His maternal grandparents were George Smith Green and Sarah Stewart (née Kennedy) Green and his uncle was Rev. Dr. William Henry Green, a scholar of the Hebrew language. Through his mother's family, he was in the seventh generation from Jonathan Dickinson, the first president of the College of New Jersey (today known as Princeton University).

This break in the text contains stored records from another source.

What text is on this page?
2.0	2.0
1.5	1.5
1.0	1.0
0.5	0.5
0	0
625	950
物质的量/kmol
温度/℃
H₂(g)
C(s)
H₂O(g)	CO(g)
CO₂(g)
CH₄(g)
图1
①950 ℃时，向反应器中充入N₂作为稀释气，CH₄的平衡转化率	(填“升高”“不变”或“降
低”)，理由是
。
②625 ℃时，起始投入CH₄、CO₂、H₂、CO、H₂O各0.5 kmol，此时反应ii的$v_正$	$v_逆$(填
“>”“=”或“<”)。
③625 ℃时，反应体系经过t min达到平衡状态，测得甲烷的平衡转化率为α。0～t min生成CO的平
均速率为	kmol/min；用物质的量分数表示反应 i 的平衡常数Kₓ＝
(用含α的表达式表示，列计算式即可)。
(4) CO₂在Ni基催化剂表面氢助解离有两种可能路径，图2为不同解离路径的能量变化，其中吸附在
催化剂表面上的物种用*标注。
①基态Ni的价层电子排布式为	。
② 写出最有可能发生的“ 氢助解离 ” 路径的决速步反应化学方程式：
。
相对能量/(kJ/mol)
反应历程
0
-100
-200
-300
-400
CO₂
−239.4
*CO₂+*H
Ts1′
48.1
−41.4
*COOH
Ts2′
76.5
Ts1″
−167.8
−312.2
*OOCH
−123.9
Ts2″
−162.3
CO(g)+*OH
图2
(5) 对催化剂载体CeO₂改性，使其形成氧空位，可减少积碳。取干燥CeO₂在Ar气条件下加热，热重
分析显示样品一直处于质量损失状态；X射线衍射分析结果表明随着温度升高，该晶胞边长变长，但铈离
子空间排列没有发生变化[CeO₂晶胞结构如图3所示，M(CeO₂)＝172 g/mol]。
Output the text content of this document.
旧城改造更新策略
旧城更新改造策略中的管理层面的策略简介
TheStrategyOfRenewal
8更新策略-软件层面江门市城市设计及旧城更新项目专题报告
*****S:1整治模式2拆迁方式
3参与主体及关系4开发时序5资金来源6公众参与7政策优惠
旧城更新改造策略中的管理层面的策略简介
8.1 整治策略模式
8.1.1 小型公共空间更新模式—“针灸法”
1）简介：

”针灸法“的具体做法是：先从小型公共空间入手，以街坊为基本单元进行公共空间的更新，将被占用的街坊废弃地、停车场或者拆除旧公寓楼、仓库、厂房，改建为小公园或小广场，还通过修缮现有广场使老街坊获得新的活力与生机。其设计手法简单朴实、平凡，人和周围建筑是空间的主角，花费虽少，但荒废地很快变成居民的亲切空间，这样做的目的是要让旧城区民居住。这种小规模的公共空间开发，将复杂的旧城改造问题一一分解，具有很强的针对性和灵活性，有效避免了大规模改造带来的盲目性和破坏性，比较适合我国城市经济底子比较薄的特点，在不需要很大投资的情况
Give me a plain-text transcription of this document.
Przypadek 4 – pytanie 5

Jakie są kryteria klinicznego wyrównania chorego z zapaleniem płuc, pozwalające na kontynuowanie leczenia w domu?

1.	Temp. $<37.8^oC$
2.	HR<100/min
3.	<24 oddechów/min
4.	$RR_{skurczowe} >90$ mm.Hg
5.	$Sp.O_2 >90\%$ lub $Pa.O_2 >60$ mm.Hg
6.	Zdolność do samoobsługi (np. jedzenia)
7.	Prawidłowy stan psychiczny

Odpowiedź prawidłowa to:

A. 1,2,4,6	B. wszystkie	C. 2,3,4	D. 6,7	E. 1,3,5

Duffield graduated from Princeton University in 1873, where he received the Junior Orator Medal, and the Princeton Theological Seminary in 1877. In November 1888, he received an honorary Doctor of Divinity from Princeton.

==Career==
Duffield was a Presbyterian minister, first at Leacock Presbyterian Church in Leacock Township, Pennsylvania, then the Presbyterian Church of Beverly, New Jersey, followed by the Westminster Church in Detroit, and finally in 1891 the Old First Presbyterian Church in Manhattan (founded in 1716), at 11th Street and Fifth Avenue, which was merged with the Madison Square Presbyterian Church in 1918. Duffield "believed in the importance of the preached word and embraced the notion of an outdoor pulpit, allowing him in the summers to preach to crowd's on Old First's lawn." In 1916, which was also his twenty-fifth year in the pulpit, he published A Bird's Eye View of the Twelve Months' Work at the Old First Church: Reports of the Boards, Societies and Clubs of the Old First Presbyterian Church in the City of New York.

Duffield was elected a member of the Saint Nicholas Society of the City of New York, an organization in New York City of men descended from early inhabitants of the State of New York. Beginning in 1922, he served two terms as the Society's 49th President, succeeding Alfred Wagstaff Jr.

==Personal life==
In May 1877, Duffield was married to Catherine Nash Greenleaf (1852—1936), a daughter of Thomas Greenleaf and Eleanor (née Leal) Greenleaf. Both Catherine and her brother James Leal Greenleaf, a prominent landscape architect, were Mayflower descendants. Together, they lived at 36 Washington Square West and were the parents of:

- George Greenleaf Duffield, who died in infancy.
- Howard Leal Duffield (1879–1884), who died young.
- Eleanor Van Dyck Duffield (1880–1939)
- Douglas Greenleaf Duffield (1882–1884), a twin who died in infancy.
- Stuart Kennedy Duffield (1882–1944), a twin.
- Winifred Duffield (b. 1887)

Duffield died at his apartment in the Hotel Holley at 36 Washington Square West, on January 5, 1941. He was buried at the Princeton Cemetery in Princeton, New Jersey.